Je ne sais pas si c'est de vieillir qui me rend plus sensible à ce genre de choses, où si c'est simplement parce que je perds mes neurones, et que ceux restants ne sont plus suffisamment nombreux pour me faire réfléchir de manière cohérente et rationnelle, où si j'ai pété une durite, qui sait...
Depuis vendredi matin, les larmes n'ont quasiment pas arrêtées de couler. Le plus dur a été samedi, quand il a fallu passer la première journée sans elle, et tomber sur des instants ou des objects qui faisaient penser à elle, ponctuant notre quotidien mieux qu'un coucou suisse. J'en ai profité samedi pour me refaire une petite entorse sur ma double entorse d'il y a trois semaines, histoire de pimenter un peu le week-end.
Dimanche matin, c'était l'horreur. Stef et moi étions inconsolables. Notamment parce que notre Buffy exprimait d'une tristesse encore plus grande que d'habitude. Elle restait dehors, en position stratégique de scrutage de portail et en attente du retour de sa copine. De nouveau, chaque petits indices de la présence de Keen nous plongeait dans le vide et nos yeux étaient noyés de larmes. Mais nous avions décidé de rester à la maison tous les trois pour essayer de trouver un nouvel équilibre quotidien, passant de la chaise à quatre pieds au trépied.
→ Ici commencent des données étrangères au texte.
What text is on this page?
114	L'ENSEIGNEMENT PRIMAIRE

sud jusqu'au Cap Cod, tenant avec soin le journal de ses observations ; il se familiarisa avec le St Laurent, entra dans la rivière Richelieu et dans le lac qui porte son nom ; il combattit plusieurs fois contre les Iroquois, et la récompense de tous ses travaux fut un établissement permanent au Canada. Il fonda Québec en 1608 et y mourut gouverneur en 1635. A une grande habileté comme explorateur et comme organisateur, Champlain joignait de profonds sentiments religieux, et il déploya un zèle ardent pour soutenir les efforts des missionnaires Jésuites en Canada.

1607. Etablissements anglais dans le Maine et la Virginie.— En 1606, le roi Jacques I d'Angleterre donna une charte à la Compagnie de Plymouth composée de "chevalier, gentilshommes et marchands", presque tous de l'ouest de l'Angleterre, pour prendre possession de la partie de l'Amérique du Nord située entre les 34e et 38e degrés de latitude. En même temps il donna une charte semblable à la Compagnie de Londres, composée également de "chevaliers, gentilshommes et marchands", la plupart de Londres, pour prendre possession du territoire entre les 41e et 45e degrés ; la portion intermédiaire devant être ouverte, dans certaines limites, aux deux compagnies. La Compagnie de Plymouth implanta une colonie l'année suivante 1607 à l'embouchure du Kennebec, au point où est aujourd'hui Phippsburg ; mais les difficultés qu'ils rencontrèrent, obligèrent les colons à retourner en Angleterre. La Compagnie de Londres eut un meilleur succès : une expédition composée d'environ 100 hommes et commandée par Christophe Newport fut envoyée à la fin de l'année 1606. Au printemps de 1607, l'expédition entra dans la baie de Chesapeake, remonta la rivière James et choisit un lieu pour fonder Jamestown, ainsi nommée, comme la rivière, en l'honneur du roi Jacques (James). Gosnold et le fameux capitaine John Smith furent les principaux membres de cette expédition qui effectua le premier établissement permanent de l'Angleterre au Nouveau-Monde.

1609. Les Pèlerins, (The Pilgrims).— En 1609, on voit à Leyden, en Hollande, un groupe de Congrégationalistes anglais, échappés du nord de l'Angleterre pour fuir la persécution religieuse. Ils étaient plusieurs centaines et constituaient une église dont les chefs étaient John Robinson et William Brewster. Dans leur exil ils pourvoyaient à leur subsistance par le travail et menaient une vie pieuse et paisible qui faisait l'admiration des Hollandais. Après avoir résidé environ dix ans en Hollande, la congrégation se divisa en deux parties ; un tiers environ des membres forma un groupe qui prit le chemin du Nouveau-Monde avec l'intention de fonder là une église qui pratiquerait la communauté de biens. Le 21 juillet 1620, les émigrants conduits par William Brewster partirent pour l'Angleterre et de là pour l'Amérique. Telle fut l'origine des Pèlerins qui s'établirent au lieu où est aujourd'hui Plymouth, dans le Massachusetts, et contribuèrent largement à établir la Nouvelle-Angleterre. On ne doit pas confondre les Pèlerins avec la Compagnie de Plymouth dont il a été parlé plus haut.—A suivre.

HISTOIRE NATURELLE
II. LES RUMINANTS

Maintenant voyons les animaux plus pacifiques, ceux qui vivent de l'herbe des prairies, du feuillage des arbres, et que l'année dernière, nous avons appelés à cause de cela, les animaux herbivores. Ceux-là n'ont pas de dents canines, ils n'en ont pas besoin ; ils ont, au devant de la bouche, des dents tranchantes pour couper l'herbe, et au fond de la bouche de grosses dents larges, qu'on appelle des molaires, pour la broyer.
Dimanche après-midi, je décidais de monter au grenier pour trouver le carton rassemblant les quelques centaines de photos mal triées que nous conservons comme d'hypothétiques souvenirs de notre manque de talent photographique. J'en suis redescendu avec un plein sac, et, installé sur la table de la salle à manger, nous avons commencé à parcourir ces photos avec Stef. Ce fut un bon moment passé tous les deux, à revoir tout un tas de conneries et voyages que nous avions pu faire, glanant deci-delà des photos de notre Poilue, de 7 à 77 ans. Certaines nous ont fait rire, d'autres sourires et d'autres enfin pleurer de nouveau. Et parfois, les trois à la fois.
Puis mes parents sont arrivés, nous les avions invités à dîner.
Je ne me suis pas aperçu tout de suite du changement qui s'était opéré. Je n'en ai pas pris conscience immédiatement. Mais après un moment, assurément, il s'était passé quelque chose. Toute la journée avait été ponctuée de larmes, et dès la fin de l'après-midi, je n'avais plus cette tristesse oppressante. Ma tristesse était douce, les instants souvenirs.
J'ai alors pris conscience que le manque et le vide s'était estompé d'une manière que je ne pouvais expliquer. C'était si soudain, si brutal que ça ne pouvait pas être conscient. Ce n'était ni une volonté, ni l'oeuvre du temps, ni même, en tout cas, je le pense, un réflexe inconscient de protection. Non, rien de tout ça.
A y réfléchir, si Keen ne me manquait plus, c'est qu'elle était là, près de nous, où en tout cas qu'elle était passé nous dire que tout allait bien et nous apaiser. Je peux regarder les photos, et je suis heureux de nos moments. Je peux balayer la maison du regard et m'arrêter quelques instants sur "ses" endroits, et je souris; je ne pleure plus. Je la ressent. Ma Poilue est là.
Certains vont me dire que j'ai trop bu, que je déraille, que j'ai perdu la boule. Mais je suis aujourd'hui convaincu de ça. Et pourtant, je ne suis pas un adepte des bondieuseries et consorts. Mais je pense quand même que certaines choses nous dépassent et que l'ensemble cartésien n'est pas tout. Maintenant, je ne cherche à convaincre personne. Je vous raconte tout simplement ce moment vécu.